It sure looks like a particular brand of religion has become a predominant factor in the outcome of Election 2004: Christian Fundamentalists.
Frankly... these people scare me. When it comes to fundamentalists I don't see any difference between Brand A and Brand B. Their leaders control them through fear, brainwashing, and their bizarre interpretations of whatever ReligiousTome their particular brand references. They question nothing.
In the past, I had pretty much ignored ReligiousWackos thinking they were just to bizarre to ever become a major social force. Then came modern day terrorism.
Although a variety of motives have caused (and will cause) people to resort to terrorism, there is little doubt that fundamentalism bred the current crop of terrorists.
So... bizarre as their message may be... maybe it's time to pay attention to what the leaders of fundamentalists are telling their flock. As recent history has shown, ultimately... the flock does act on what their leaders tell them is real.
Jerry Falwell and Pat Robertson Agree:
By John F. Harris
God Gave U.S. 'What We Deserve'
Washington Post Staff Writer
September 14, 2001
Television evangelists Jerry Falwell and Pat Robertson, two of the most prominent voices of the religious right, said liberal civil liberties groups, feminists, homosexuals and abortion rights supporters bear partial responsibility for Tuesday's terrorist attacks because their actions have turned God's anger against America.
"God continues to lift the curtain and allow the enemies of America to give us probably what we deserve," said Falwell, appearing yesterday on the Christian Broadcasting Network's "700 Club," hosted by Robertson.
"Jerry, that's my feeling," Robertson responded. "I think we've just seen the antechamber to terror. We haven't even begun to see what they can do to the major population."
Falwell said the American Civil Liberties Union has "got to take a lot of blame for this," again winning Robertson's agreement: "Well, yes."
Then Falwell broadened his blast to include the federal courts and others who he said were "throwing God out of the public square." He added: "The abortionists have got to bear some burden for this because God will not be mocked.

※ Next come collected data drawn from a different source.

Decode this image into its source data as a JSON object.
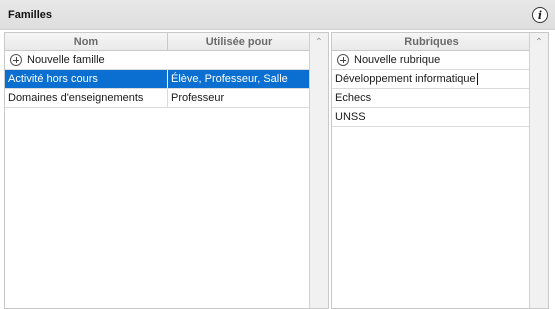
{
  "header": {
    "title": "Familles",
    "info_icon": "info-icon"
  },
  "families": {
    "columns": [
      "Nom",
      "Utilisée pour"
    ],
    "add_label": "Nouvelle famille",
    "rows": [
      {
        "nom": "Activité hors cours",
        "used_for": "Élève, Professeur, Salle",
        "selected": true
      },
      {
        "nom": "Domaines d'enseignements",
        "used_for": "Professeur",
        "selected": false
      }
    ]
  },
  "rubriques": {
    "column": "Rubriques",
    "add_label": "Nouvelle rubrique",
    "rows": [
      {
        "label": "Développement informatique",
        "editing": true
      },
      {
        "label": "Echecs",
        "editing": false
      },
      {
        "label": "UNSS",
        "editing": false
      }
    ]
  },
  "colors": {
    "selection": "#0a6fd0",
    "titlebar": "#e2e2e2",
    "header_text": "#6b6b6b"
  }
}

And when we destroy 40 million little innocent babies, we make God mad. I really believe that the pagans, and the abortionists, and the feminists, and the gays and the lesbians who are actively trying to make that an alternative lifestyle, the ACLU, People for the American Way -- all of them who have tried to secularize America -- I point the finger in their face and say, 'You helped this happen.' "
People for the American Way transcribed the broadcast and denounced the comments as running directly counter to President Bush's call for national unity. Ralph G. Neas, the liberal group's president, called the remarks "absolutely inappropriate and irresponsible."
Robertson and others on the religious right gave critical backing to Bush last year when he was battling for the GOP presidential nomination. A White House official called the remarks "inappropriate" and added, "The president does not share those views."
Falwell was unrepentant, saying in an interview that he was "making a theological statement, not a legal statement."
"I put all the blame legally and morally on the actions of the terrorist," he said. But he said America's "secular and anti-Christian environment left us open to our Lord's [decision] not to protect. When a nation deserts God and expels God from the culture . . . the result is not good."
Robertson was not available for comment, a spokeswoman said. But she released a statement echoing the remarks he made on his show. An ACLU spokeswoman said the group "will not dignify the Falwell-Robertson remarks with a comment."